Friday, April 22, 2011

Interview with Self

  For the past few days, you have enjoyed the potential for conducting interviews with certain special characters, creations of writers still living and others long dead before you'd even begun to read.  In thoughts, even hopes that these interviews might turn into one of your next non-fiction projects to be shared equally with a novel, you went so far as to fill many pages of a small Moleskine notebook with names for potential interview subjects before a series of interesting triggers were triggered.

Trigger number one:  the thought to interview yourself, detailing two questions to ask yourself in particular, the first being a major writing-related regret, the second being a writing-related pleasure.  (Applaud the notion of asking yourself questions as a means of starting forth on the day's writing time.)

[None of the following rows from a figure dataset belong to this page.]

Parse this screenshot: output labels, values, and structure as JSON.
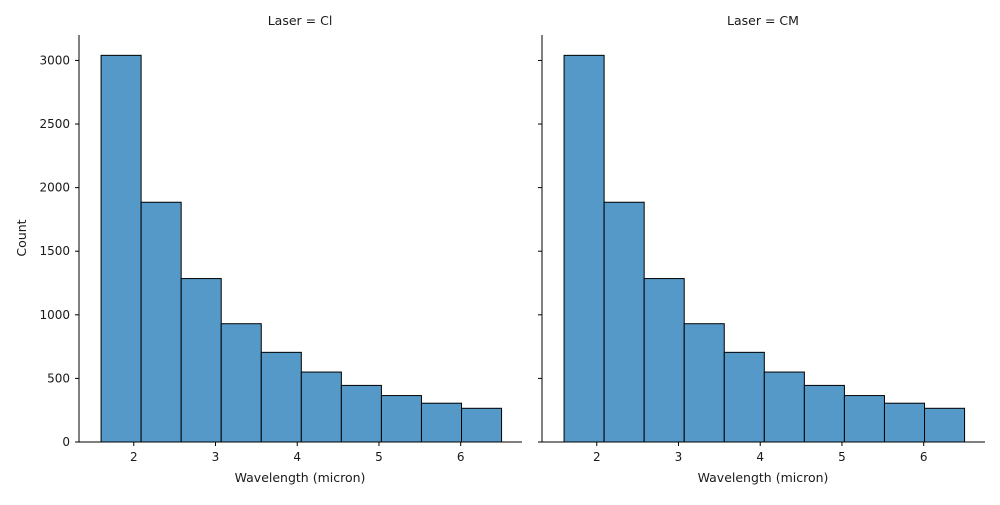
{
  "chart_data": [
    {
      "type": "bar",
      "title": "Laser = Cl",
      "xlabel": "Wavelength (micron)",
      "ylabel": "Count",
      "bins": [
        {
          "x0": 1.6,
          "x1": 2.09,
          "count": 3040
        },
        {
          "x0": 2.09,
          "x1": 2.58,
          "count": 1885
        },
        {
          "x0": 2.58,
          "x1": 3.07,
          "count": 1285
        },
        {
          "x0": 3.07,
          "x1": 3.56,
          "count": 930
        },
        {
          "x0": 3.56,
          "x1": 4.05,
          "count": 705
        },
        {
          "x0": 4.05,
          "x1": 4.54,
          "count": 550
        },
        {
          "x0": 4.54,
          "x1": 5.03,
          "count": 445
        },
        {
          "x0": 5.03,
          "x1": 5.52,
          "count": 365
        },
        {
          "x0": 5.52,
          "x1": 6.01,
          "count": 305
        },
        {
          "x0": 6.01,
          "x1": 6.5,
          "count": 265
        }
      ],
      "xlim": [
        1.33,
        6.75
      ],
      "ylim": [
        0,
        3200
      ],
      "xticks": [
        2,
        3,
        4,
        5,
        6
      ],
      "yticks": [
        0,
        500,
        1000,
        1500,
        2000,
        2500,
        3000
      ],
      "grid": false,
      "legend": "none",
      "bar_color": "#5499c7"
    },
    {
      "type": "bar",
      "title": "Laser = CM",
      "xlabel": "Wavelength (micron)",
      "ylabel": "",
      "bins": [
        {
          "x0": 1.6,
          "x1": 2.09,
          "count": 3040
        },
        {
          "x0": 2.09,
          "x1": 2.58,
          "count": 1885
        },
        {
          "x0": 2.58,
          "x1": 3.07,
          "count": 1285
        },
        {
          "x0": 3.07,
          "x1": 3.56,
          "count": 930
        },
        {
          "x0": 3.56,
          "x1": 4.05,
          "count": 705
        },
        {
          "x0": 4.05,
          "x1": 4.54,
          "count": 550
        },
        {
          "x0": 4.54,
          "x1": 5.03,
          "count": 445
        },
        {
          "x0": 5.03,
          "x1": 5.52,
          "count": 365
        },
        {
          "x0": 5.52,
          "x1": 6.01,
          "count": 305
        },
        {
          "x0": 6.01,
          "x1": 6.5,
          "count": 265
        }
      ],
      "xlim": [
        1.33,
        6.75
      ],
      "ylim": [
        0,
        3200
      ],
      "xticks": [
        2,
        3,
        4,
        5,
        6
      ],
      "yticks": [
        0,
        500,
        1000,
        1500,
        2000,
        2500,
        3000
      ],
      "grid": false,
      "legend": "none",
      "bar_color": "#5499c7"
    }
  ]
}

Trigger number two:  the awareness that you'd not put in much work today, almost as though you were avoiding the work itself until you'd reached a point of calling it off for the day with the assurance that you'd be back on your game tomorrow.

Trigger number three:  reminding yourself that writing is not a game to be off or on, merely a thing to be worked at, thus the decision to spend some time before a blank screen until some writing equivalent of a musician running scales came to you so that at least the day's output would be some form of practice, thus enhancing the muscle memory.

Trigger number four:  the evoked memories of the times you'd sat death watches as you saw a project you had in the works begin to fade from your enthusiasm, retreating for any number of reasons into the shadows of calling it off for a time or for good.

Trigger number five:  recalling one of your major regrets, which was the wane of energy in a project you'd grown quite fond of to the point where you could visualize the ending to a better degree than you'd been able to visualize the ending of a long-form work while it was still in early draft.

Trigger number six:  digging out the major regret and reading the first three chapters.

Enthusiasm for you is a riotous collision of differing events and stimuli, interspersed with conflicting tugs at your attention.  You are not, however much you try to focus on doing so, a one-project-at-a-time person.  This has contributed to a number of times you watched the enthusiasm for what seemed like a promising project decide to cut class metaphorically speaking, and go to the beach.  True enough, you get things to completion when there is a deadline or a tsunami of a vision that will carry you single-mindedly to the close.  Of equal truth, you tend to invent new ideas at critical moments to keep you in that rush of early enthusiasm stage, as though that were enough to see you through to a conclusion.  (It isn't.  It never is.  The real rush, the mature love rush is in the revision, the running on a combination of fear and empty that puff out the sails of a work in progress, propelling it to what it wanted to be before you got to working on it.)

The major regret was not having finished Exit, Pursued by a Bear, the novel you have pulled out this day and begun to look at, all because you could not find your way into this blog entry, the intents of which were to a) get you at work on another book length project, and b) get your awareness of where The Secret of Casa Jocosa goes next.  Each is what could be called a noir thriller, although there is no similarity in theme or overview.  One is motivated by anger and frustration, the other by a curiosity to see how far the pursuit of  simple theme--entitlement--can take you.

Perhaps you'd do well to add trigger number seven, which was an extended walk about the new neighborhood, thoughts pulled in a number of directions by the smells, sights, sounds of this locale you have come to regard with such interest.

1 comment:

Sarah said...

This is why no one can capture, quantify, or replicate, the creative process. It's organic, whimsical, seemingly random, yet with an internal logic all its own.